You may want to set up firewall rules in the parent hypervisor too. Proxmox lets you segregate VMs.
-
@nazar-pc also maybe vlans on the wan should only be a type-2 hypervisor and you may need to tag the vlans in the hypervisor itself too. The number of virtual cores on the VM and how they are mapped to the NIC matter too.
https://forums.freebsd.org/threads/fib_algo-inet-0-bsearch4-20-rebuild_fd_flm-switching-algo-to-radix4_lockless.91474/
Also, if this helps. IOMMU groups get complicated.
https://pve.proxmox.com/wiki/PCI_Passthrough
-
@nazar-pc the VLANs KLD module has dependencies too, and, at least in OPNsense, you can delete it and have OPNsense kernel errors tell you what those dependencies are on reboot (I haven't tried that in pfSense)
Also, maybe try disabling IPv6 and making sure no IPv6 multicast reaches the machine. In freebsd and OPNsense the command would be
ifconfig ivx0 ifdisabled
pfSense doesn't seem to work with the ifdisabled command in my system on bare metal, but in your VM, maybe.
-
@nazar-pc If your ivx0 interface is infiniband based, maybe try
kldload infiniband.ko
as a boot shell or early shell command. There are other modules for SFP+ which may load automagically in pfSense official hardware but not in a VM; you may have to load them manually BUT as to what they are, I don't know.
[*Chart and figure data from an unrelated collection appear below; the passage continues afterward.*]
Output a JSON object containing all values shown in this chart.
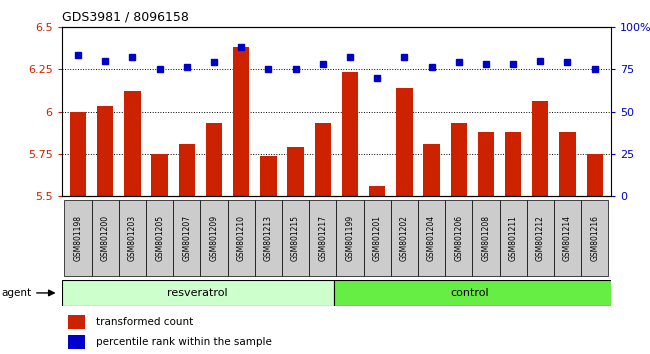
{
  "title": "GDS3981 / 8096158",
  "samples": [
    "GSM801198",
    "GSM801200",
    "GSM801203",
    "GSM801205",
    "GSM801207",
    "GSM801209",
    "GSM801210",
    "GSM801213",
    "GSM801215",
    "GSM801217",
    "GSM801199",
    "GSM801201",
    "GSM801202",
    "GSM801204",
    "GSM801206",
    "GSM801208",
    "GSM801211",
    "GSM801212",
    "GSM801214",
    "GSM801216"
  ],
  "bar_values": [
    6.0,
    6.03,
    6.12,
    5.75,
    5.81,
    5.93,
    6.38,
    5.74,
    5.79,
    5.93,
    6.23,
    5.56,
    6.14,
    5.81,
    5.93,
    5.88,
    5.88,
    6.06,
    5.88,
    5.75
  ],
  "dot_values": [
    83,
    80,
    82,
    75,
    76,
    79,
    88,
    75,
    75,
    78,
    82,
    70,
    82,
    76,
    79,
    78,
    78,
    80,
    79,
    75
  ],
  "bar_color": "#cc2200",
  "dot_color": "#0000cc",
  "ylim_left": [
    5.5,
    6.5
  ],
  "ylim_right": [
    0,
    100
  ],
  "yticks_left": [
    5.5,
    5.75,
    6.0,
    6.25,
    6.5
  ],
  "ytick_labels_left": [
    "5.5",
    "5.75",
    "6",
    "6.25",
    "6.5"
  ],
  "yticks_right": [
    0,
    25,
    50,
    75,
    100
  ],
  "ytick_labels_right": [
    "0",
    "25",
    "50",
    "75",
    "100%"
  ],
  "grid_vals": [
    5.75,
    6.0,
    6.25
  ],
  "n_resveratrol": 10,
  "agent_label": "agent",
  "group1_label": "resveratrol",
  "group2_label": "control",
  "legend_bar_label": "transformed count",
  "legend_dot_label": "percentile rank within the sample",
  "bg_color": "#ffffff",
  "plot_bg_color": "#ffffff",
  "resv_color": "#ccffcc",
  "ctrl_color": "#66ee44",
  "label_box_color": "#cccccc",
  "group_divider": 10,
  "n_total": 20
}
https://shop.netgate.com/products/sfp-10gbase-sr-transceiver
If you have pfSense+ in a VM, L2 firewall rules may help too.
-
@nazar-pc if you have these vlan tuneables
dev.xxx.X.vlan_only
Require that incoming frames must have a VLAN tag on them that
matches one that is configured for the NIC. Normally, both
frames that have a matching VLAN tag and frames that have no
VLAN tag are accepted. Defaults to 0.dev.xxx.X.vlan_strip When non-zero the NIC strips VLAN tags on receive. Defaults to 0.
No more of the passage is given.